Grado Soldato (matr. 2023)

Mostrina  56° Brigata Marche

Ritratto

Nato il 31 ottobre 1893 a Cesio Maggiore (BL)

Morto su Monte Piana il 20 luglio 1915

Decorazioni

Decorazione Medaglia d'Argento

Animato dal più puro patriottismo e da alto sentimento del dovere, benché ancora convalescente, volle far parte di una squadra di volontari recatisi a tagliare i fili dei reticolati nemici e diede prova, sotto il vivo fuoco dell’avversario, di singolare coraggio, rientrando per ultimo dall’audace impresa.
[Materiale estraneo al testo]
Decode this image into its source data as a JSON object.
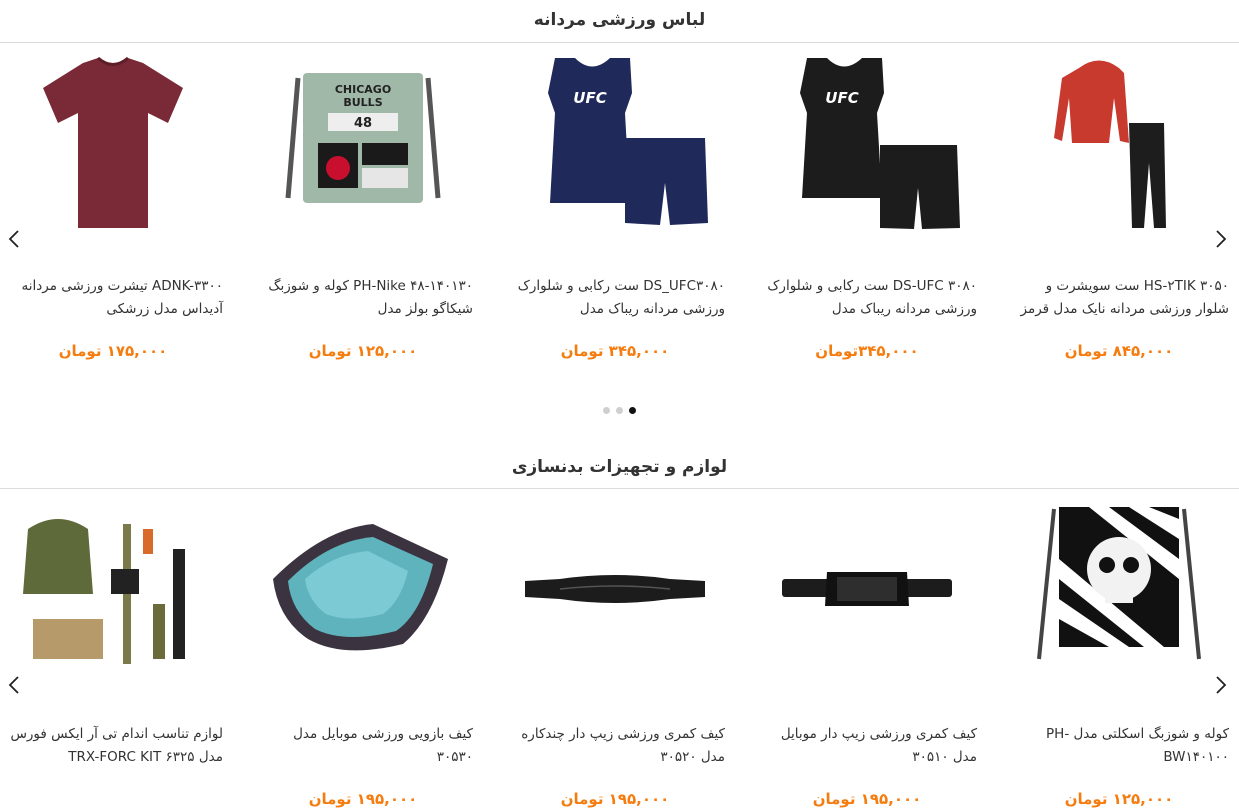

Nel successivo attacco, con mirabile slancio, in testa al proprio reparto, incitando con la parola i compagni, ai quali fu sempre di esempio, attraverso i reticolati fece irruzione nei trinceramenti nemici e vi trovò morte gloriosa.
Monte Piana, 20 luglio 1915

Note biografiche (Archivio Franco Licini)

Prima della guerra

Libero nasce a Cesiomaggiore, presso la villa di famiglia, in località Pez, il 31 ottobre del 1893. Suo parde Nicolò, discendente di un nobile casato feltrino, esercita la professione di agronomo ed anche Libero, terminati gli studi inferiori, prosegue la sua preparazione scolastica presso l’Istituto Tecnico “Pier Crescenzi” di Bologna conseguendo il diploma di agrimensore. A Feltre frequenta lo studio paterno fin quando, il 22 aprile del 1913, viene chiamato a Belluno a prestare il servizio militare presso il 56° reggimento di Fanteria della brigata Marche.

Villa Villa Zugni Tauro a Pez di Cesiomaggiore (BL)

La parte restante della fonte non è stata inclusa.